X = Variable(torch.from_numpy(xtr))
mu = Variable(torch.randn(10, 5), requires_grad=True)
print(X[0,:]-mu[:,0])
tensor([ -2.6652e+00, 2.0585e+00, -4.6961e-01, 1.7443e+00, -4.7861e+180,
-6.3082e+199, -1.6779e+243, -9.3102e+242, 1.2467e+00, 2.9316e-01],
dtype=torch.float64, grad_fn=)
print(X[0,:])
tensor([-2.4682, 0.9872, -0.4661, 1.7443, 0.5375, -0.5948, 2.2457, -0.2980,
1.2467, 0.2932], dtype=torch.float64)
print(mu[:,0])
tensor([ 0.1971, 1.0803, -0.8145, 0.9733, -1.4811, -1.0713, 0.3086, 0.6137,
-0.6779, 0.3576], grad_fn=)
print(X[0,:].data.numpy()-mu[:,0].data.numpy())
[-2.66522103 -0.09317447 0.34836983 0.77099426 2.01856725 0.47648397
1.93714274 -0.91173426 1.92456246 -0.06439294]
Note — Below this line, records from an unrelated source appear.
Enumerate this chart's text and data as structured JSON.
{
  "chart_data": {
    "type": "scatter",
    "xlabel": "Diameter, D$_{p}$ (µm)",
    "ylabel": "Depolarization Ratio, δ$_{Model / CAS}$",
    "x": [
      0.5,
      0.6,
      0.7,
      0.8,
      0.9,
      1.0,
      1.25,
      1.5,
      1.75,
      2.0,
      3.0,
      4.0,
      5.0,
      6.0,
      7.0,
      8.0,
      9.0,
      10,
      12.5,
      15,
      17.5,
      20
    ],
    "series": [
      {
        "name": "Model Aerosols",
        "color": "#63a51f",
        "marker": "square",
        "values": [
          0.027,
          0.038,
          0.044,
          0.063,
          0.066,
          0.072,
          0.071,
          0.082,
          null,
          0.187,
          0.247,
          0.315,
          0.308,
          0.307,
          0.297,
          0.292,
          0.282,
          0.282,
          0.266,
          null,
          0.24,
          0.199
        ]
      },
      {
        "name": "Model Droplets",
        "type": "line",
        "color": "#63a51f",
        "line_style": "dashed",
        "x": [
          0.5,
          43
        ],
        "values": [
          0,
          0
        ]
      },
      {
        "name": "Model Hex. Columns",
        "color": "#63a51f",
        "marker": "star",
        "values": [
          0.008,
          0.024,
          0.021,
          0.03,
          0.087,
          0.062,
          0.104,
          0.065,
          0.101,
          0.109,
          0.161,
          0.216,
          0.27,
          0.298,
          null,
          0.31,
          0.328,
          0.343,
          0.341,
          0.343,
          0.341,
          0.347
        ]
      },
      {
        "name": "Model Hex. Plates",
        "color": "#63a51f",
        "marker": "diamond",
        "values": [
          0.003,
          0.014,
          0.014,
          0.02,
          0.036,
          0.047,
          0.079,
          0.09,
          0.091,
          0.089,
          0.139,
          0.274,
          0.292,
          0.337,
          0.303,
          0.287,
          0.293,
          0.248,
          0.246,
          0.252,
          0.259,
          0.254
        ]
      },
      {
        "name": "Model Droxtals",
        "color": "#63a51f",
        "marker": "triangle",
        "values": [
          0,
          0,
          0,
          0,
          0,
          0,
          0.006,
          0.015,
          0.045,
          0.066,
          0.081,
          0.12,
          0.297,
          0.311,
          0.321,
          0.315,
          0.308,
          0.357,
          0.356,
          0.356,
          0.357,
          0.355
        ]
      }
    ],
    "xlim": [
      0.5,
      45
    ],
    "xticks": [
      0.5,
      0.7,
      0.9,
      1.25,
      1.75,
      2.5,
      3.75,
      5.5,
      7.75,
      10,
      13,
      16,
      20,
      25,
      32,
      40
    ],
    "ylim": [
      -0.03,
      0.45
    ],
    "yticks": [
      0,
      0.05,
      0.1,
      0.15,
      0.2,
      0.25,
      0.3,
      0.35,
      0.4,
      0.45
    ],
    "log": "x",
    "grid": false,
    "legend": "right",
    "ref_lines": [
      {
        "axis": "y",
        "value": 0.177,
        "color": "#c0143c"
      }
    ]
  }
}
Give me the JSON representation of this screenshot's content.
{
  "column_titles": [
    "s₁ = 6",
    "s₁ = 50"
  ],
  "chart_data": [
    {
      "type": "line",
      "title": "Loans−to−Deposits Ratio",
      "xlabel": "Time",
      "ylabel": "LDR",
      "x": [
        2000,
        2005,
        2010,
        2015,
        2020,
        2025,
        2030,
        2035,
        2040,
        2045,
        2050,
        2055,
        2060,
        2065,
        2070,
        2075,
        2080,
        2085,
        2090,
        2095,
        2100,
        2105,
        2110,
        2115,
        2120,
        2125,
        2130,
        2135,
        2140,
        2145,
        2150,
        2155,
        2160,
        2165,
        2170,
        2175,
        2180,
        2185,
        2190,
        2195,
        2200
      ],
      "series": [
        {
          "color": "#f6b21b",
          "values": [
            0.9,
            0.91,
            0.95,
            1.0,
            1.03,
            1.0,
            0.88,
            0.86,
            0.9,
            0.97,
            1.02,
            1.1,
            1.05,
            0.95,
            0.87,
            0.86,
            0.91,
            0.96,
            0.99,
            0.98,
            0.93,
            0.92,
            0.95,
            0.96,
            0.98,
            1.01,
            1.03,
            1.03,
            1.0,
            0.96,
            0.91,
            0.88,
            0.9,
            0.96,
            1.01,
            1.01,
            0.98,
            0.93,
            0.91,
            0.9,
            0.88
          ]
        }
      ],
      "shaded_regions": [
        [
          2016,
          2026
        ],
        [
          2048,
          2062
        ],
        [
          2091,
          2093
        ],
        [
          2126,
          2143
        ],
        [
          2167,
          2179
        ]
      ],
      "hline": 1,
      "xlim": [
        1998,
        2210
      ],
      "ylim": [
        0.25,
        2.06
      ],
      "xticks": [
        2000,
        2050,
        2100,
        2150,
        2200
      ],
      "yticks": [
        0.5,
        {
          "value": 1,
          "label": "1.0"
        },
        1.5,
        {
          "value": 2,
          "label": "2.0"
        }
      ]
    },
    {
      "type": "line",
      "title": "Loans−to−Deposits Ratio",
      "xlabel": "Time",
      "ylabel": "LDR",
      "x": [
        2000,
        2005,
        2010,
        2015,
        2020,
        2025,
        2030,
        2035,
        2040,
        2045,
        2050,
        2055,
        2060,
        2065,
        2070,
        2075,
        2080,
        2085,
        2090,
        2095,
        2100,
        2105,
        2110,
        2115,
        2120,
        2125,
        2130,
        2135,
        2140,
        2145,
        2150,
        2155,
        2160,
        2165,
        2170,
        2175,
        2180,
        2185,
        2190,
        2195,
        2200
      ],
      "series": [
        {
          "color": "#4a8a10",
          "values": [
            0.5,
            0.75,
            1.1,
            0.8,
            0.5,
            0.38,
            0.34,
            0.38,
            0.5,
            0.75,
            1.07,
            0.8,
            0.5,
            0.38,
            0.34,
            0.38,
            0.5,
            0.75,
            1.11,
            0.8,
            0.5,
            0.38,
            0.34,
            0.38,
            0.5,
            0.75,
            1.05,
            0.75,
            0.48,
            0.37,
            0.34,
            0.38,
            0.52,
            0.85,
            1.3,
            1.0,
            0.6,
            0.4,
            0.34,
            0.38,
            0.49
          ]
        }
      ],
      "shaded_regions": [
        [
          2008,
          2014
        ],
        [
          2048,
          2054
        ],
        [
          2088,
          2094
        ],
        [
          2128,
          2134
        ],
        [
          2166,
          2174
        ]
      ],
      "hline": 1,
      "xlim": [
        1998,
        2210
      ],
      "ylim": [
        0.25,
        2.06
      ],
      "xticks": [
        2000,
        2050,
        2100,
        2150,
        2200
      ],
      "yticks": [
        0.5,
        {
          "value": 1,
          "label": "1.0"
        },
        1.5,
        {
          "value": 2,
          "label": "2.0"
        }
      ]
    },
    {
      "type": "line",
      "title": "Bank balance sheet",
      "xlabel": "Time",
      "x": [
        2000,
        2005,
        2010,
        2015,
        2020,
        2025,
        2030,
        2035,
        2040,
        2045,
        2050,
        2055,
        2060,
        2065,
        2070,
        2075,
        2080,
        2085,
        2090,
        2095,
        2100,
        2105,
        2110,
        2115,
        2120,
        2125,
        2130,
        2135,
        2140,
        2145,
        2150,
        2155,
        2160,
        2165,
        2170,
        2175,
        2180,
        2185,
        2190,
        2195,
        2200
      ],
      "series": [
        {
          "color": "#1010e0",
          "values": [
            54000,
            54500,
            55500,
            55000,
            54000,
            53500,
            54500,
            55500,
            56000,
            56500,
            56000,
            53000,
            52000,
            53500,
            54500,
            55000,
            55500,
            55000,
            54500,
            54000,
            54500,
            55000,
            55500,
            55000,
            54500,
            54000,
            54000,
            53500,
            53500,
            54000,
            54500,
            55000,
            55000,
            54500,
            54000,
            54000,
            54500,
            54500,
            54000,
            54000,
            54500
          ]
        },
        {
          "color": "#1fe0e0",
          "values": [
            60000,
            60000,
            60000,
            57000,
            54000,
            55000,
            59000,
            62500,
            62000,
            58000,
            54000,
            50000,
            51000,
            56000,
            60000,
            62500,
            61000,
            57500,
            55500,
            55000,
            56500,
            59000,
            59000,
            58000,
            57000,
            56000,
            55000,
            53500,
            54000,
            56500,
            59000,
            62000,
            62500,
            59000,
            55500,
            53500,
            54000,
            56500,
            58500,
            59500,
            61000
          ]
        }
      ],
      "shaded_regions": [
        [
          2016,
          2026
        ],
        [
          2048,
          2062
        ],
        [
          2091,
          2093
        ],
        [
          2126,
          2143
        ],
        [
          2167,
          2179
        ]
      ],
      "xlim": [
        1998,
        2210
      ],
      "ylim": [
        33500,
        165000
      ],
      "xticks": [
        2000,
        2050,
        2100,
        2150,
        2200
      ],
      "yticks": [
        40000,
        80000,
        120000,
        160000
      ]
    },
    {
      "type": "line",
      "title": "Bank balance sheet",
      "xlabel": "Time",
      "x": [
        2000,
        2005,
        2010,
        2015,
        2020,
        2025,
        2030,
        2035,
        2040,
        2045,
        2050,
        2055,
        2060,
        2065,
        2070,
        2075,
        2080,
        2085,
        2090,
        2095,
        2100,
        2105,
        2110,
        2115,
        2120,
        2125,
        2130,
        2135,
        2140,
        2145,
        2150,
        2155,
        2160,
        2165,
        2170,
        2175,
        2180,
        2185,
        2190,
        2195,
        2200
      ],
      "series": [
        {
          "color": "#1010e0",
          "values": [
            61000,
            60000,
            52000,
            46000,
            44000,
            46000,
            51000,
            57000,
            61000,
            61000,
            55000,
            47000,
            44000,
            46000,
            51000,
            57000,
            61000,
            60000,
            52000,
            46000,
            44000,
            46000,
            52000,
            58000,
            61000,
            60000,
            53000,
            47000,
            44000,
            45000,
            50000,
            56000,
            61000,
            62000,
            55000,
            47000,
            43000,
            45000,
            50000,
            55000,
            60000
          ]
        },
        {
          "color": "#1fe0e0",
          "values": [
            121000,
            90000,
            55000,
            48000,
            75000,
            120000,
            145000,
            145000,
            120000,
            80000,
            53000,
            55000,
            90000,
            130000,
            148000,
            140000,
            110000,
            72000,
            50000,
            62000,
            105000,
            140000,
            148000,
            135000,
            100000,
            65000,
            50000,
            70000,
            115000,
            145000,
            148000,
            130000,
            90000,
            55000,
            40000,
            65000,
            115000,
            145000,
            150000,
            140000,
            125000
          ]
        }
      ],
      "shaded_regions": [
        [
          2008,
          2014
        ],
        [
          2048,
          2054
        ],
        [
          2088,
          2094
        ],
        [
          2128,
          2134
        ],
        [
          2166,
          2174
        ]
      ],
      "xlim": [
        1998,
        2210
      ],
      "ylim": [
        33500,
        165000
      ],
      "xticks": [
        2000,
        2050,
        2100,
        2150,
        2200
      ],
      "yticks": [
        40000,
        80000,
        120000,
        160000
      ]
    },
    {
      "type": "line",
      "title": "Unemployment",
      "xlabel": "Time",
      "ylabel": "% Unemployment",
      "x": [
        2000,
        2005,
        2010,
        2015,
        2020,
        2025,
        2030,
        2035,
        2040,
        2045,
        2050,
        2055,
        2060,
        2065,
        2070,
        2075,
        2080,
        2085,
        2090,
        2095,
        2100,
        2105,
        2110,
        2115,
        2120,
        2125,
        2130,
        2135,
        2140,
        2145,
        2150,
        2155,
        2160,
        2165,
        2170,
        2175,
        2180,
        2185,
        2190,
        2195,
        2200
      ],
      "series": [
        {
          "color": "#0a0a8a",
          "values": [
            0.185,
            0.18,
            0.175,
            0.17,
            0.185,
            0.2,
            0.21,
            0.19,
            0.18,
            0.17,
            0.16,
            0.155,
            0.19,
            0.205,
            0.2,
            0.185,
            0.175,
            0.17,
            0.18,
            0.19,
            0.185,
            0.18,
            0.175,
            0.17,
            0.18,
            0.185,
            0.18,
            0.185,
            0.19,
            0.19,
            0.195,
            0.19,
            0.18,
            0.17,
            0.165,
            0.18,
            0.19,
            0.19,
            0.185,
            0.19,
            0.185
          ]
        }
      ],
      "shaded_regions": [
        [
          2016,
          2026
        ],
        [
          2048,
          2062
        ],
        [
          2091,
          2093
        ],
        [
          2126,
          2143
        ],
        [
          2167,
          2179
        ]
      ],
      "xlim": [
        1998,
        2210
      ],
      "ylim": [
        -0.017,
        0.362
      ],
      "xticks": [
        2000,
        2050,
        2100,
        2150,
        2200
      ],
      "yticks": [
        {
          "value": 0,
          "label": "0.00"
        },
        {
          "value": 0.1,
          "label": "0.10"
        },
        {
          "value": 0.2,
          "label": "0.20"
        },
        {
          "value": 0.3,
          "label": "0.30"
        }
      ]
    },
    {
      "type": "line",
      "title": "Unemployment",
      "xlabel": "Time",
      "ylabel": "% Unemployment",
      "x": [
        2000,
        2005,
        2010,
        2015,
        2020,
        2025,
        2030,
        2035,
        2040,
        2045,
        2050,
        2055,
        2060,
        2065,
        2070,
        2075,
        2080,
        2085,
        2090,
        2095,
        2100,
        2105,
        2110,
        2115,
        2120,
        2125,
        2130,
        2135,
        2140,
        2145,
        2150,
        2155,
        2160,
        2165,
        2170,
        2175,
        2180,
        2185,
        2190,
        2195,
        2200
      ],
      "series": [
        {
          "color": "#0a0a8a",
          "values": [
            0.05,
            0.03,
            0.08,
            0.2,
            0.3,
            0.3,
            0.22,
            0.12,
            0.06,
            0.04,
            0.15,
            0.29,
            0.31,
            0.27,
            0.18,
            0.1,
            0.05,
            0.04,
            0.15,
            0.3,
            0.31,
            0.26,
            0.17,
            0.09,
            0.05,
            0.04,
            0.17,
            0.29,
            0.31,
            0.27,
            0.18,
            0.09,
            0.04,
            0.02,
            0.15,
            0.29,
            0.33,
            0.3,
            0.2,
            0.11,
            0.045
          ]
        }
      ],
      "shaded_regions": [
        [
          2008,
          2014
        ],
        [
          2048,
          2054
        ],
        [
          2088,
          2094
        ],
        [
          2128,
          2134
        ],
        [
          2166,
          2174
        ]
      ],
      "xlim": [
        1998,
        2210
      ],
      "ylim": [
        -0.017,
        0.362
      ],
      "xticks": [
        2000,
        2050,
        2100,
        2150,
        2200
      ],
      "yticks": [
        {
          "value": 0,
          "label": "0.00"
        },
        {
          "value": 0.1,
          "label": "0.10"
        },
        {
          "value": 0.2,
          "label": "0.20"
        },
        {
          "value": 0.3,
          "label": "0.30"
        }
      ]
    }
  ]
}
ptrblck · November 11, 2019, 6:31pm

xtr = np.random.randn(5, 10)
xtr[0] = [-2.4682, 0.9872, -0.4661, 1.7443, 0.5375, -0.5948, 2.2457, -0.2980, 1.2467, 0.2932]
X = Variable(torch.from_numpy(xtr))
mu = Variable(torch.randn(10, 5), requires_grad=True)
mu[:, 0] = torch.tensor([ 0.1971, 1.0803, -0.8145, 0.9733, -1.4811, -1.0713, 0.3086, 0.6137, -0.6779, 0.3576])

res1 = X[0,:]-mu[:,0]
res2 = X[0,:].data.numpy()-mu[:,0].data.numpy()
print((res1.detach().numpy()-res2))
> [0. 0. 0. 0. 0. 0. 0. 0. 0. 0.]

Hiba_Ahsan · November 11, 2019, 7:05pm

I don’t understand My version is 1.3. Also what is the snippet with tensors a and b that you had posted earlier that had a huge difference?

ptrblck · November 11, 2019, 9:07pm

For a and b I just initialized using your result to visualize the error in the results.
So it wasn’t a reproduction of the bug, but rather just the information how large the difference in your code is.

Hiba_Ahsan · November 11, 2019, 9:40pm

xtr = np.random.randn(5, 10)
xtr[0] = [-2.4682, 0.9872, -0.4661, 1.7443, 0.5375, -0.5948, 2.2457, -0.2980, 1.2467, 0.2932]
X = Variable(torch.from_numpy(xtr))
mu = Variable(torch.randn(10, 5), requires_grad=True)
mu[:, 0] = torch.tensor([ 0.1971, 1.0803, -0.8145, 0.9733, -1.4811, -1.0713, 0.3086, 0.6137, -0.6779, 0.3576])
>>> X[0,:]-mu[:,0]
tensor([ -2.6653e+00,   2.0585e+00,  -4.6610e-01, -1.2407e+214,   5.3750e-01,
         -5.9480e-01,   2.2457e+00, -1.7297e+156,  -1.7331e+97,   2.9320e-01],
       dtype=torch.float64, grad_fn=<SubBackward0>)

>>> X[0,:].data.numpy()-mu[:,0].data.numpy()
array([-2.6653    , -0.09309997,  0.34839997,  0.77100002,  2.01859996,
        0.47650003,  1.93709999, -0.91169997,  1.92460002, -0.0644    ])

I followed the same steps and am still facing this issue.

ptrblck · November 12, 2019, 2:04am

Great, it seems you are able to reproduce this issue!
Back to my initial question: which PyTorch version are you currently using?

Hiba_Ahsan · November 12, 2019, 2:47am

My PyTorch version is 1.3.0.

ptrblck · November 12, 2019, 4:14am

Thanks for the version number!
I could reproduce a high error (although not in the same value range).

@albanD Could this be related to 28010?

@Hiba_Ahsan Could you update please to PyTorch 1.3.1, as I cannot reproduce it in the latest release?

albanD · November 12, 2019, 4:40am

I think this is exactly the problem in 28010 and it was fixed in PR #28231. This should be fixed in 1.3.1. Can you test and let us know @Hiba_Ahsan?

Hiba_Ahsan · November 13, 2019, 1:51pm

I am trying to update but it says “Requirement already up-to-date: torch in \anaconda3\lib\site-packages (1.3.0)”.

albanD · November 13, 2019, 4:33pm

Hi,

The packages are properly updated online: https://anaconda.org/pytorch/pytorch
You might want to upgrade conda to make sure you can get the latest libraries?